To effect this one-to-one encryption scheme, the proposed standards often call for the establishment of the encrypted link via a mutual key exchange. One such key exchange system is the “Diffie-Hellman” key-exchange algorithm, common in the art. FIG. 1 illustrates an example flow diagram for a key-exchange and subsequent encryption of content material using the Diffie-Hellman scheme. At 110, a first device, Device A, transmits a large prime n, and a number g that is primitive mod n, as a message 111 to a second device, Device B, that receives n and g, at 115. Each device, at 120 and 125, generate a large random number, x and y, respectively. At 130, Device A computes a number X that is equal to gx mod n; and, at 135, Device B computes a number Y that is equal to gy mod n. Device A communicates X to Device B, and Device B communicates Y to Device A, via messages 131, 136, respectively. Note that the determination of x from a knowledge of g and X, and y from a knowledge of g and Y, is computationally infeasible, and thus, an eavesdropper to the exchange of g, n, X, and Y will not be able to determine x or y. Device A computes a key K that is equal to Yx mod n, at 140, and Device B computes a key K′ that is equal to Xy mod n, at 145. Note that both K and K′ are equal to gxy mod n, and thus Device B knows Device A's key, and vice versa, while an eavesdropper to the exchange of g, n, X, and Y will not know the key, because the eavesdropper does not know x or y. This exchange of information from which to generate the knowledge of a corresponding key is termed a key exchange.

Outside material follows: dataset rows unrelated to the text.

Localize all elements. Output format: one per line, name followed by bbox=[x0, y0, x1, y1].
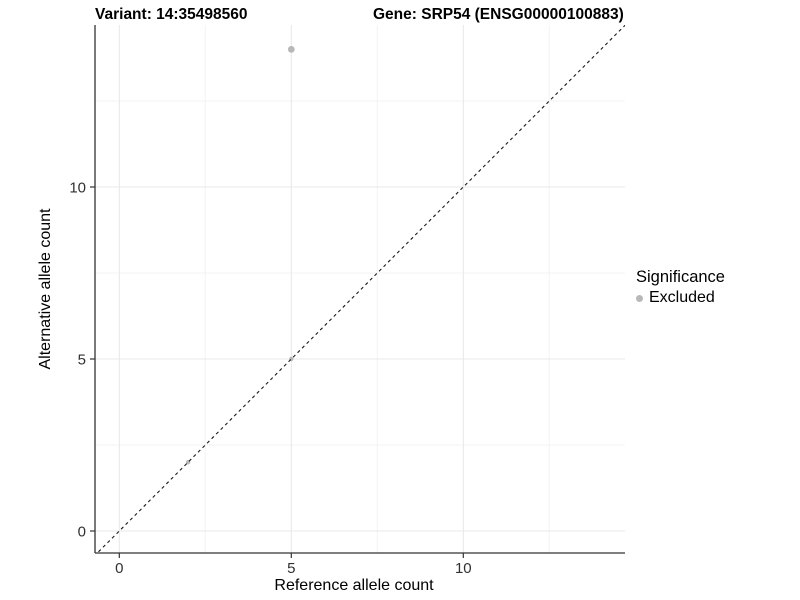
legend-point-swatch bbox=[636, 294, 643, 302]
variant-title: Variant: 14:35498560 bbox=[95, 6, 248, 23]
gene-title: Gene: SRP54 (ENSG00000100883) bbox=[373, 6, 624, 23]
minor-gridlines bbox=[95, 25, 625, 553]
legend: Significance Excluded bbox=[636, 268, 725, 307]
identity-line bbox=[96, 25, 625, 553]
y-axis-title: Alternative allele count bbox=[37, 208, 54, 370]
x-tick-label: 10 bbox=[455, 560, 472, 577]
data-point bbox=[287, 46, 295, 53]
axis-ticks: 0 5 10 0 5 10 bbox=[69, 180, 471, 578]
y-tick-label: 10 bbox=[69, 180, 86, 197]
data-points bbox=[185, 46, 295, 465]
y-tick-label: 0 bbox=[78, 524, 86, 541]
y-tick-label: 5 bbox=[78, 352, 86, 369]
x-axis-title: Reference allele count bbox=[274, 577, 434, 594]
major-gridlines bbox=[95, 25, 625, 553]
legend-title: Significance bbox=[636, 268, 725, 286]
legend-item-excluded: Excluded bbox=[636, 289, 725, 307]
x-tick-label: 5 bbox=[287, 560, 295, 577]
legend-item-label: Excluded bbox=[649, 289, 715, 306]
axis-lines bbox=[94, 25, 625, 554]
x-tick-label: 0 bbox=[115, 560, 123, 577]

After effecting the key exchange, Device A encrypts the content material M 150 and communicates the encrypted material Ek(M) to Device B, at 160, via communications path 161. Because Device B's key K′ is identical to the key K that is used to encrypt the content material M 150, Device B uses key K′ to decrypt the received encrypted material Ek(M) to create a decrypted copy 150′ of the content material M 150, at 165. An eavesdropper to the communications path 161, not having a knowledge of the key K, is unable to decrypt the encrypted material Ek(M), and thus unable to create a copy of the content material M 150.
Note that the above described key exchange, and virtually all known secure key exchanges, require a bidirectional transfer of information between the devices. Many consumer electronic devices, however, are configured for a unidirectional transfer of content material. For example, as illustrated in FIG. 2, a conventional set-top box 210 or DVD player 230 includes a wide-bandwidth transmitter for transmitting 211, 212, 231, 232 the content material to a VCR 260 or display device 250, but rarely includes a receiver for receiving communications from the VCR or display device. In a device such as the VCR 260 that has bidirectional communications capabilities 251, 261, the key exchange can be effected by multiplexing the key exchange messages 111, 131, 136 of FIG. 1 onto the same paths 251, 261 that are used to communicate content material. Note, however, that the adoption of this multiplexing scheme for key exchange requires that the receiving device 250 contain receiving equipment that is compatible with the transmission 261 of content material. Thus, a conventional DVD player 230 that transmits 232 wide-bandwidth content material to the VCR 260 will be required to also contain a wide-bandwidth receiver to receive wide-bandwidth content-compatible transmissions 262 from the VCR to effect a key exchange, even though the DVD player will have no other practical use for this wide-bandwidth communications path 262. Note, also, that a switching means will be required at the VCR to redirect the wide-bandwidth output, from the conventional connection 261 to a display device 250, to the DVD player via this newly required communications path 262. Alternatively, additional transmitters, receivers, and communications connectors can be added to each consumer component 210, 220, 250, 260, etc. to effect the key exchange. Each of these options requires additional material and manufacturing costs to add the required communications and connection equipment.